Space Tourism Passengers Fly At Their Own Risk

Originally posted on February 5, 2022 @ 2:53 am

The marketing of space tourism paints the image of space flights as safe.

Unfortunately the current reality is quite different.

Space flight comes with the real risk of death or personal injury. The in-flight astronaut fatality rate as of March 2021 was one death in 31 boardings or 3.2%. For comparison, the in-flight passenger fatality rate for commercial airlines between 2008 and 2017 was one death in 7.9 million boardings, which is an infinitesimally low percentage fatality rate. Also for comparison, between 2010 and 2018, the fatality rate for Mount Everest climbers was one death in 111 summit attempts, or .9%. For reference, other comparative fatality rates for different activities are shown in this info graphic.

To ensure that all space tourism customers know what they are getting into, the FAA requires that all space tourism businesses inform customers of the risks in writing. Further, before being allowed to fly, all customers are required to sign a legal document confirming that they understand and accept all the risks. This is called “informed consent”.  In some ways, informed consent is very similar to the FDA warning labels on cigarettes… 

No alt text provided for this image

To provide guidance for space tourism businesses regarding the compliance requirements for informed consent, the FAA has published a document titled “Guidance on Informing Crew and Space Flight Participants of Risk”. An overview of the key elements of informed consent are outlined below. 


Each space flight participant must be informed in writing about the risks of the launch and reentry, including the safety record of the launch or reentry vehicle type.
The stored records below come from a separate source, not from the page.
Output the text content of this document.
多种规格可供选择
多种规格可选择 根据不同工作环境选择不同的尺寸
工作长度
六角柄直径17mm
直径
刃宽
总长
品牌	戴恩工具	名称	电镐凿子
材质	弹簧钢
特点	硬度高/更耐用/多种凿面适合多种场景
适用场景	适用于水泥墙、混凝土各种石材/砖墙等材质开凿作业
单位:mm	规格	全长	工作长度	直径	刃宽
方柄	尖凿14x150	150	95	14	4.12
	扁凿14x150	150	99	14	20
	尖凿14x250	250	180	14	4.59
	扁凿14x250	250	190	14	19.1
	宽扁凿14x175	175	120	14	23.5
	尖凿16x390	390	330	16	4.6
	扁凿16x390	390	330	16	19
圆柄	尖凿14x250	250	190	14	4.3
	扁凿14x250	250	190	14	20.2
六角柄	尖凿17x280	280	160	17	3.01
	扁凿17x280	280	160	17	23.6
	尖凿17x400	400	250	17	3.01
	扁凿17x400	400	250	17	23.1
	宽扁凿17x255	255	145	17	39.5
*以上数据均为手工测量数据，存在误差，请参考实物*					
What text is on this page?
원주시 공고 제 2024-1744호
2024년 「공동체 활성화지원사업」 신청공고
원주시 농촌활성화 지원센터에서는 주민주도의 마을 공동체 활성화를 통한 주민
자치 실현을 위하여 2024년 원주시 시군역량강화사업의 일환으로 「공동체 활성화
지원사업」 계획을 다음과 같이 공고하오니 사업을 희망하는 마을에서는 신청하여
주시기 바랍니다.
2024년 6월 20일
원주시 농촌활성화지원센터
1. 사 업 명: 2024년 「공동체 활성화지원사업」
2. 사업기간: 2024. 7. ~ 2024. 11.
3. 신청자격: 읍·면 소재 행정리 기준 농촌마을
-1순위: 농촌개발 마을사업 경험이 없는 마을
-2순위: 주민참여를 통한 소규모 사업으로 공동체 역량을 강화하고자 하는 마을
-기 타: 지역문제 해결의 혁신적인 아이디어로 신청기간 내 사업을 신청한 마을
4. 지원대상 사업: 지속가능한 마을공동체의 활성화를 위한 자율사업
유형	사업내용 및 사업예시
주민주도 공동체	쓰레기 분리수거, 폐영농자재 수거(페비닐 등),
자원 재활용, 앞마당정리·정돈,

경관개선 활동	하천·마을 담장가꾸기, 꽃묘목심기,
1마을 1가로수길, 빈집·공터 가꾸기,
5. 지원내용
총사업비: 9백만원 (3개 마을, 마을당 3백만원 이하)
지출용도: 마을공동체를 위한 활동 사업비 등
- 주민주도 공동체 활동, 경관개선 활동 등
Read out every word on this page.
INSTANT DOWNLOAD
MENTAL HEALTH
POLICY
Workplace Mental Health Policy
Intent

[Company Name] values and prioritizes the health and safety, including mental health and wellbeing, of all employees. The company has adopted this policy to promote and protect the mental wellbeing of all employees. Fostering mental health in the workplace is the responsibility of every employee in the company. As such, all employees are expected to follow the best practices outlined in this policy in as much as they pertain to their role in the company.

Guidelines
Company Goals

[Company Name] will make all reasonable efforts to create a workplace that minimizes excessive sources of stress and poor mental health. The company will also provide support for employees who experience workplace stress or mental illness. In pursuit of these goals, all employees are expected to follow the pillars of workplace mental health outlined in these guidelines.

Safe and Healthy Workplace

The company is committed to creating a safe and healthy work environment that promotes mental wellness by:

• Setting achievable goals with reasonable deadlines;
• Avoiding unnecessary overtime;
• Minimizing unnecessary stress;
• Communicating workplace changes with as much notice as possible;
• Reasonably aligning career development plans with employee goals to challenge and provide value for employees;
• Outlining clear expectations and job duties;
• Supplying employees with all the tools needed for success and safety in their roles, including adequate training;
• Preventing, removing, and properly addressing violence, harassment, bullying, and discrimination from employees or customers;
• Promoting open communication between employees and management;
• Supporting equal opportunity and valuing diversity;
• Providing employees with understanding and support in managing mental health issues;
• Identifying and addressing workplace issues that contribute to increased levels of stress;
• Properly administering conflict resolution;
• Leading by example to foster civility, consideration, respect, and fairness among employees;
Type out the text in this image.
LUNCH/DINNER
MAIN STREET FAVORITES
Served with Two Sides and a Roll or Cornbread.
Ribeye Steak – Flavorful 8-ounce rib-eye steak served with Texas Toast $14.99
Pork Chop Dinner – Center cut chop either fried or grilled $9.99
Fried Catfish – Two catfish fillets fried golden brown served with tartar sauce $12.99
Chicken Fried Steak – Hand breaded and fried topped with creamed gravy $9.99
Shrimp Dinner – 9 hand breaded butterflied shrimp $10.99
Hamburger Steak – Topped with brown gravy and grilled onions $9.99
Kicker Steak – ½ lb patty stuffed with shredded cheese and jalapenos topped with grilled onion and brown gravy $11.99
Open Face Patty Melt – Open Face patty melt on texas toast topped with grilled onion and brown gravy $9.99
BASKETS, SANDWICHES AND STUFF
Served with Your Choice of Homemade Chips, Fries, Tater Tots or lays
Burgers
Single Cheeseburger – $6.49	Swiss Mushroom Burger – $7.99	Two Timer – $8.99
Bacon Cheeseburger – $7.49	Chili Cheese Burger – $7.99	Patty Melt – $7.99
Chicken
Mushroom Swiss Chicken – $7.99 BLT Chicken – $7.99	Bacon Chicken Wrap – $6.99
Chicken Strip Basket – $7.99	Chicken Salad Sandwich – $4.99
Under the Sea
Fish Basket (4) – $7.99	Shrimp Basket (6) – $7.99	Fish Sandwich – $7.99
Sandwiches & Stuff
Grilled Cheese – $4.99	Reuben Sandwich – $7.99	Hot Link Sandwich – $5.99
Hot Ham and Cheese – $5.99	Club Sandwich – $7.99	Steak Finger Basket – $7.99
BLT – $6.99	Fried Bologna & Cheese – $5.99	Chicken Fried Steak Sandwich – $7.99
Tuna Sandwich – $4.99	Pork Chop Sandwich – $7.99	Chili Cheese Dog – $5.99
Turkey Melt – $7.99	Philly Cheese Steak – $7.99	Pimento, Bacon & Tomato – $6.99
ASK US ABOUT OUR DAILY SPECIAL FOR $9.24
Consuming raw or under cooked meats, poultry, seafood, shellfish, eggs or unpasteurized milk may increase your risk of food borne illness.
This information must be presented in a manner that can be readily understood by a space flight participant with no specialized education or training, and must disclose in writing:

  1. For each mission, each known hazard and risk that could result in a serious injury, death, disability, or total or partial loss of physical and mental function; 
  2. That there are hazards that are not known; and
  3. That participation in space flight may result in death, serious injury, or total or partial loss of physical or mental function.


Each space flight participant must be informed in writing of the following:

“The United States Government has not certified the launch vehicle and any reentry vehicle as safe for carrying flight crew or space flight participants.”

This non-certification statement explains to the space flight participant that the FAA’s licensing and permitting requirements are not intended to ensure occupant safety. The FAA is currently prohibited from regulating the safety of occupants, except in response to specific situations that resulted in occupant casualties or posed a high risk of causing casualties. 


Each space flight participant must be informed of the safety record of all launch or reentry vehicles that have carried one or more persons on board, including both U.S. government and private sector vehicles. This information must include:

  1. The total number of people who have been on a suborbital or orbital space flight and the total number of people who have died or been seriously injured on these flights; and
  2. The total number of launches and reentries conducted with people on board and the number of catastrophic failures of those launches and reentries.


Each space flight participant must be informed of the safety record of the vehicle. The vehicle’s safety record must cover launch and reentry accidents and human space flight incidents that occurred during and after vehicle verification was performed and include:

  1. The number of vehicle flights;
  2. The number of accidents and human space flight incidents; and
  3. Whether any corrective actions were taken to resolve these accidents and human space flight incidents.


Space flight participants must be informed that he or she may request additional information regarding any accidents and human space flight incidents reported.


Before flight, each space flight participant must be provided an opportunity to ask questions orally to acquire a better understanding of the hazards and risks of the mission, and each space flight participant must then provide consent in writing to participate in a launch or reentry. The consent must:

  1. Identify the specific launch vehicle the consent covers;
  2. State that the space flight participant understands the risk, and his or her presence on board the launch vehicle is voluntary; and
  3. Be signed and dated by the space flight participant.

The FAA believes that an opportunity to ask questions allows a space flight participant a chance to get clarification on any information that may be confusing or unclear. In addition to receiving informed consent in writing from a space flight participant, this requirement serves as another ’cognizance test’ or affirmation that the space flight participant understands what he or she is getting into before embarking on a mission.


Some people might be disappointed that they can’t afford a ticket to fly into space. However, once those people come to appreciate the risks associated with early space tourism flights – they may look back with relief at having dodged a bullet!

While space flight is currently risky – the space tourism industry is very young and rapidly gaining experience. Over time the risks associated with space tourism flights will diminish. Further, less expensive and less risky methods of viewing earth from space may become available.